スピルバーグ監督はもともと戦争映画を撮ることが夢だったそうで、本作は監督の往年の夢の結実とも云える作品です。私は二度目の鑑賞ですが、とても壮大な作品に仕上がっています。
シリアスなテーマを扱いながらも、ときおり少しのユーモアを感じさせるシーンが、映画のリズムになっています。私が好きなシーンは、独語と仏語に堪能な兵士が、頭はすごく好いのにどこか抜けているというか、ちょっとポンコツな性格をしていて、上官に「(戦場に)タイプライターは持っていきますか?」と確認するシーンです。もちろん持っていけるわけがないのですが、頭は良いのに一種の現実感覚がどこか欠如していて真顔でそう尋ねているところが面白いところです。

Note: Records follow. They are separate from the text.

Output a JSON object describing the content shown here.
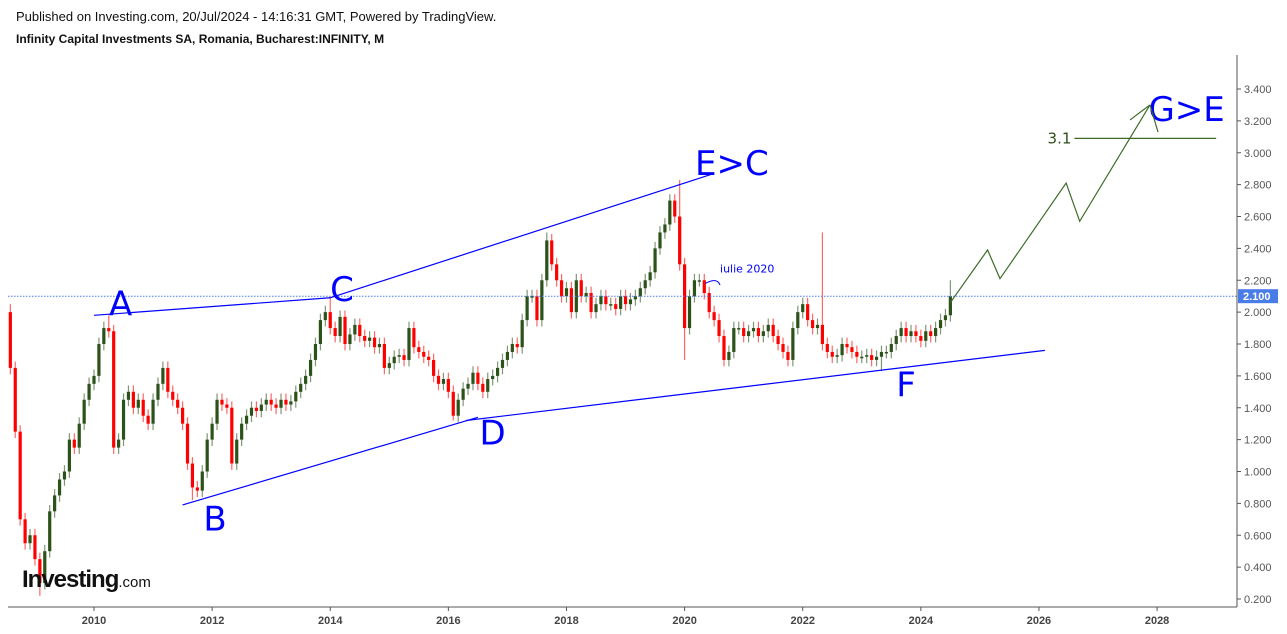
{
  "header": {
    "published": "Published on Investing.com, 20/Jul/2024 - 14:16:31 GMT, Powered by TradingView.",
    "instrument": "Infinity Capital Investments SA, Romania, Bucharest:INFINITY, M"
  },
  "logo": {
    "text": "Investing",
    "suffix": ".com"
  },
  "colors": {
    "up": "#2b5219",
    "down": "#ff0000",
    "annotation": "#0000ff",
    "projection": "#3d6b27",
    "price_line": "#4a7ce8"
  },
  "chart_data": {
    "type": "candlestick",
    "interval": "monthly",
    "first_month": "2008-08",
    "last_month": "2024-07",
    "first_open": 2.0,
    "close": [
      1.65,
      1.25,
      0.7,
      0.55,
      0.6,
      0.45,
      0.3,
      0.5,
      0.75,
      0.85,
      0.95,
      1.0,
      1.2,
      1.15,
      1.3,
      1.45,
      1.55,
      1.6,
      1.8,
      1.9,
      1.88,
      1.15,
      1.2,
      1.45,
      1.5,
      1.4,
      1.45,
      1.35,
      1.3,
      1.45,
      1.55,
      1.65,
      1.5,
      1.45,
      1.4,
      1.3,
      1.05,
      0.9,
      0.88,
      1.0,
      1.2,
      1.3,
      1.45,
      1.42,
      1.4,
      1.05,
      1.2,
      1.3,
      1.35,
      1.4,
      1.38,
      1.42,
      1.45,
      1.42,
      1.4,
      1.45,
      1.42,
      1.44,
      1.5,
      1.55,
      1.6,
      1.7,
      1.8,
      1.95,
      2.0,
      1.9,
      1.85,
      1.97,
      1.8,
      1.86,
      1.92,
      1.85,
      1.82,
      1.84,
      1.78,
      1.8,
      1.65,
      1.68,
      1.72,
      1.73,
      1.7,
      1.9,
      1.78,
      1.75,
      1.72,
      1.7,
      1.6,
      1.55,
      1.58,
      1.5,
      1.35,
      1.45,
      1.52,
      1.55,
      1.62,
      1.55,
      1.5,
      1.58,
      1.6,
      1.65,
      1.7,
      1.75,
      1.8,
      1.78,
      1.95,
      2.1,
      2.1,
      1.95,
      2.2,
      2.45,
      2.3,
      2.2,
      2.1,
      2.15,
      2.0,
      2.2,
      2.1,
      2.12,
      2.0,
      2.05,
      2.1,
      2.05,
      2.05,
      2.02,
      2.1,
      2.05,
      2.08,
      2.1,
      2.15,
      2.2,
      2.25,
      2.4,
      2.5,
      2.55,
      2.7,
      2.6,
      2.3,
      1.9,
      2.1,
      2.2,
      2.2,
      2.12,
      2.0,
      1.95,
      1.85,
      1.7,
      1.75,
      1.9,
      1.9,
      1.85,
      1.88,
      1.9,
      1.85,
      1.88,
      1.92,
      1.85,
      1.8,
      1.75,
      1.7,
      1.9,
      2.0,
      2.05,
      1.95,
      1.9,
      1.92,
      1.8,
      1.75,
      1.72,
      1.73,
      1.8,
      1.78,
      1.75,
      1.72,
      1.72,
      1.73,
      1.7,
      1.72,
      1.75,
      1.75,
      1.8,
      1.85,
      1.9,
      1.85,
      1.88,
      1.85,
      1.82,
      1.88,
      1.85,
      1.9,
      1.95,
      1.98,
      2.1
    ],
    "wick_extremes": [
      {
        "month": "2008-08",
        "high": 2.05
      },
      {
        "month": "2009-02",
        "low": 0.22
      },
      {
        "month": "2010-04",
        "high": 1.98
      },
      {
        "month": "2011-09",
        "low": 0.82
      },
      {
        "month": "2014-01",
        "high": 2.1
      },
      {
        "month": "2016-02",
        "low": 1.32
      },
      {
        "month": "2017-09",
        "high": 2.5
      },
      {
        "month": "2019-12",
        "high": 2.83
      },
      {
        "month": "2020-01",
        "low": 1.7
      },
      {
        "month": "2022-05",
        "high": 2.5
      },
      {
        "month": "2023-05",
        "low": 1.63
      },
      {
        "month": "2024-07",
        "high": 2.2
      }
    ],
    "last_price": "2.100",
    "last_price_value": 2.1,
    "ylim": [
      0.15,
      3.55
    ],
    "xlim": [
      2008.55,
      2029.4
    ],
    "yticks": [
      "0.200",
      "0.400",
      "0.600",
      "0.800",
      "1.000",
      "1.200",
      "1.400",
      "1.600",
      "1.800",
      "2.000",
      "2.200",
      "2.400",
      "2.600",
      "2.800",
      "3.000",
      "3.200",
      "3.400"
    ],
    "xticks": [
      "2010",
      "2012",
      "2014",
      "2016",
      "2018",
      "2020",
      "2022",
      "2024",
      "2026",
      "2028"
    ],
    "grid": false,
    "annotations": {
      "trendlines": [
        {
          "name": "A-C",
          "from": [
            2010.0,
            1.98
          ],
          "to": [
            2014.0,
            2.09
          ]
        },
        {
          "name": "C-E",
          "from": [
            2014.0,
            2.09
          ],
          "to": [
            2020.5,
            2.87
          ]
        },
        {
          "name": "B-D",
          "from": [
            2011.5,
            0.79
          ],
          "to": [
            2016.5,
            1.34
          ]
        },
        {
          "name": "D-F",
          "from": [
            2016.3,
            1.32
          ],
          "to": [
            2026.1,
            1.76
          ]
        }
      ],
      "labels": [
        {
          "text": "A",
          "at": [
            2010.45,
            1.98
          ]
        },
        {
          "text": "B",
          "at": [
            2012.05,
            0.63
          ]
        },
        {
          "text": "C",
          "at": [
            2014.2,
            2.07
          ]
        },
        {
          "text": "D",
          "at": [
            2016.75,
            1.17
          ]
        },
        {
          "text": "E>C",
          "at": [
            2020.8,
            2.86
          ]
        },
        {
          "text": "F",
          "at": [
            2023.75,
            1.47
          ]
        },
        {
          "text": "G>E",
          "at": [
            2028.5,
            3.2
          ]
        }
      ],
      "note": {
        "text": "iulie 2020",
        "at": [
          2020.6,
          2.25
        ]
      },
      "projection_path": [
        [
          2024.5,
          2.06
        ],
        [
          2025.13,
          2.39
        ],
        [
          2025.34,
          2.21
        ],
        [
          2026.46,
          2.81
        ],
        [
          2026.69,
          2.57
        ],
        [
          2027.88,
          3.3
        ]
      ],
      "target_level": {
        "label": "3.1",
        "value": 3.09,
        "from": 2026.6,
        "to": 2029.0
      }
    }
  }
}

主演はトム・ハンクスで、堂々としながらも指が震えてしまう繊細で大胆な一兵卒の上官を好演。
また、若き「プライベート・ライアン」をマット・ディモンが好演しており、酸いも甘いも嚙み分けたveteranのトム・ハンクスと違って、どこか一本調子で表裏のない若い気質を爽やかに醸し出しています。
撮影はJanusz Kamińskiで、彼はスピルバーグ監督と組んで多くの作品を撮られていますが、コントラストを抑えながら、緑や建造物のvividな影にひとつひとつ表情がある素晴らしい映像でした。
非常に残酷な冒頭の上陸シーンは史実に拠っており、スピルバーグ監督が全身全霊を籠めた息も止まるような演出で、過去に私が観た戦争映画の中でも、群を抜いて陰惨だったと思います。